Of course, the "magic list" if we are really honest didn't exist so that I could eliminate anyone. It existed because I didn't want to be alone but long term I didn't want to be stuck with anyone that was horrible to me. Now, well, I guess I don't really care if I'm alone per se. So it's something that has changed in me. I still don't want to be hurt, but the un-viable if you spend long enough with them will hurt just as bad as the viable, except the truly viable, the right person, would never hurt us intentionally. And they certainly would realize and figure out how to make it right if they did. The biggest problem with the un-viable is that at a certain point you just don't want them to make it right--you just want them to go away. The biggest problem with the viable--it actually hurts when it doesn't work for whatever reason and regardless of the time invested. With an un-viable, there's really no time invested that is going to hurt to the core. It might hurt for a while--it might confuse you for a longer time, but your heart knows it wasn't right and your head was just forcing it. With viable, your heart is paying no attention and is getting way too excited over what might never work. No matter how much your mind is telling it shut the hell up, the heart is basically a moron that just jumped on your sleeve and that shit is going to hurt. Dating an un-viable is like jumping off a cliff with a parachute, a reserve and a safety net to catch you at the bottom. You already know how it ends before it gets started. Dating a viable is like jumping off a cliff. You might go splat at the bottom but your heart is already overruling your mind and you're completely fucked. It's fly or hit the ground.
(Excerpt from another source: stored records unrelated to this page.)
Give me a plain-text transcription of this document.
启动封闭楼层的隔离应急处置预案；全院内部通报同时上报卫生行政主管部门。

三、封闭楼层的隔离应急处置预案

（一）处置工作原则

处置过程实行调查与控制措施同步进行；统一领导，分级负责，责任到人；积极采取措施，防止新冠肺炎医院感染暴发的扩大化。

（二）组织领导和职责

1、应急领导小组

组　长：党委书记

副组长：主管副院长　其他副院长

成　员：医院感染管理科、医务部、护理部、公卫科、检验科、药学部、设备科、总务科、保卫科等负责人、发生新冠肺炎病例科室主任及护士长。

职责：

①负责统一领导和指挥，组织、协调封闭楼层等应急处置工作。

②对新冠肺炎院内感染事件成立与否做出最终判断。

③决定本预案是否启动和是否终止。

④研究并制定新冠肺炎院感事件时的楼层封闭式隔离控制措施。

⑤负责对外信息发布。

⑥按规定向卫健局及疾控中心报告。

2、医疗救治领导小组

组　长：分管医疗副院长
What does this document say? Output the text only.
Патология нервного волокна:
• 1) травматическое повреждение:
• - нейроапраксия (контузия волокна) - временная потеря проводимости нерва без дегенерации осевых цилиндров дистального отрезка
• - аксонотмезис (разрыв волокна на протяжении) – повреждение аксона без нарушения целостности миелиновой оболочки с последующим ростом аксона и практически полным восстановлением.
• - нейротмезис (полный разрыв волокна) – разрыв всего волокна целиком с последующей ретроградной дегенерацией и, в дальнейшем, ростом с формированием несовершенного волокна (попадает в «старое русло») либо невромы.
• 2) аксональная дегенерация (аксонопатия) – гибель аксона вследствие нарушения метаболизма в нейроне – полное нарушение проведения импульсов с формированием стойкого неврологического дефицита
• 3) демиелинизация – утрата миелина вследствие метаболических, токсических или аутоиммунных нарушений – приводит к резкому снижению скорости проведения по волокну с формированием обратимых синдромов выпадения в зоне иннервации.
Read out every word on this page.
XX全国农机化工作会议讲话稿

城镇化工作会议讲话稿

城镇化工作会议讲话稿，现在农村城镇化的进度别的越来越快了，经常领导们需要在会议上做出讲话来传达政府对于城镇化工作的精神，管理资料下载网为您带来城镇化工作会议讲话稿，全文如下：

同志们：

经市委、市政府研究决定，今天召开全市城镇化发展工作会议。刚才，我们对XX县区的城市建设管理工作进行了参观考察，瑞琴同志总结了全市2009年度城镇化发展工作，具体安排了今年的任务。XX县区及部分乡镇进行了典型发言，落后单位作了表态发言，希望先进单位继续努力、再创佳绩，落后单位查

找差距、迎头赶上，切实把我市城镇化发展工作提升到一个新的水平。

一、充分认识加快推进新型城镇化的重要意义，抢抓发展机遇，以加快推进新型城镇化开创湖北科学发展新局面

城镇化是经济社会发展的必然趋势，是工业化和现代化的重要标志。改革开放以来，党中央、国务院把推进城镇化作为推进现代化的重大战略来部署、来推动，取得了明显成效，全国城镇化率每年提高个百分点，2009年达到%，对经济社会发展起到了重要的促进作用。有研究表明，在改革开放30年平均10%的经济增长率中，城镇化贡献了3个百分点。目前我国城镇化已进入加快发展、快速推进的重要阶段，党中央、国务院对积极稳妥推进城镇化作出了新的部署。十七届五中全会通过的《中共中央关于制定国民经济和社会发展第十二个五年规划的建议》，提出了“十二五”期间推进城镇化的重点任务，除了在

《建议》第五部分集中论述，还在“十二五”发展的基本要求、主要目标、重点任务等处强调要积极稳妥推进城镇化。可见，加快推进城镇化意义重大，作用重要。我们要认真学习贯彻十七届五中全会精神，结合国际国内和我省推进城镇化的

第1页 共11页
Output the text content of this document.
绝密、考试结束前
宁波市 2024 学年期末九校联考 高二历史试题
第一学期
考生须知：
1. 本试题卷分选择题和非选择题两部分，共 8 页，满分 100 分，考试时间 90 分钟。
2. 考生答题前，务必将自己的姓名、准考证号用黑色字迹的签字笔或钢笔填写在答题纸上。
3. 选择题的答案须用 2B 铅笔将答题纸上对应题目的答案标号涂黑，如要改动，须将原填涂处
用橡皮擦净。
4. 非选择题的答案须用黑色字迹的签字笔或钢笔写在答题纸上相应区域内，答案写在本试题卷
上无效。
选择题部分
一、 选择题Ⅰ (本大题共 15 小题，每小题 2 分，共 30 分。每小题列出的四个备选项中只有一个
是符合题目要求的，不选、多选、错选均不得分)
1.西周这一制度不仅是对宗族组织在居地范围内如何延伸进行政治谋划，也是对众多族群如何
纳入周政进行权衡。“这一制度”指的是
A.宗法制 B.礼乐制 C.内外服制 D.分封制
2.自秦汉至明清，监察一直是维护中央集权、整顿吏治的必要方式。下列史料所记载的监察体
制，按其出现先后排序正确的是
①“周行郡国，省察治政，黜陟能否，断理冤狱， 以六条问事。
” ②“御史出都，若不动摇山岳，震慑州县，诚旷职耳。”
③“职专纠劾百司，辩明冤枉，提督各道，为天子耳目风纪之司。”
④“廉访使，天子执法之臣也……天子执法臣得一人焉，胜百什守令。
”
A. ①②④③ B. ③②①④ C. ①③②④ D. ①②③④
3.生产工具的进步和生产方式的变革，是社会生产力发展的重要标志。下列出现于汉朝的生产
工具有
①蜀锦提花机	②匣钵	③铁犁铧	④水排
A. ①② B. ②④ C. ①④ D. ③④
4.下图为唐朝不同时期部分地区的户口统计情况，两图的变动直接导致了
Eventually your mind can rationalize anything, but you find yourself knowing that the viable is a lot more effort, a lot more energy and a lot, and I mean a lot, more risk. If the risk is supposed to be worth the reward, the hardest part about dating anyone that actually excites the heart is that you have absolutely no idea whether the reward is worth it. There's no way to calculate it like when you play the stock market. With money you know how much is there to lose when you put it up in the first place. Of course, one thing is absolutely for sure with the heart. There's no way of knowing if the risk is worth the reward. The risk is there no matter what and the more often we find out what we thought was viable isn't going to work, well, I suppose the harder it is to try another viable. It's really tempting to go back to old patterns of sabotaging myself with an un-viable candidate. Predictability is nice. Of course, during this stupid little experiment, the one thing I've learned is that I'd rather be alone than with un-viable. Hooray.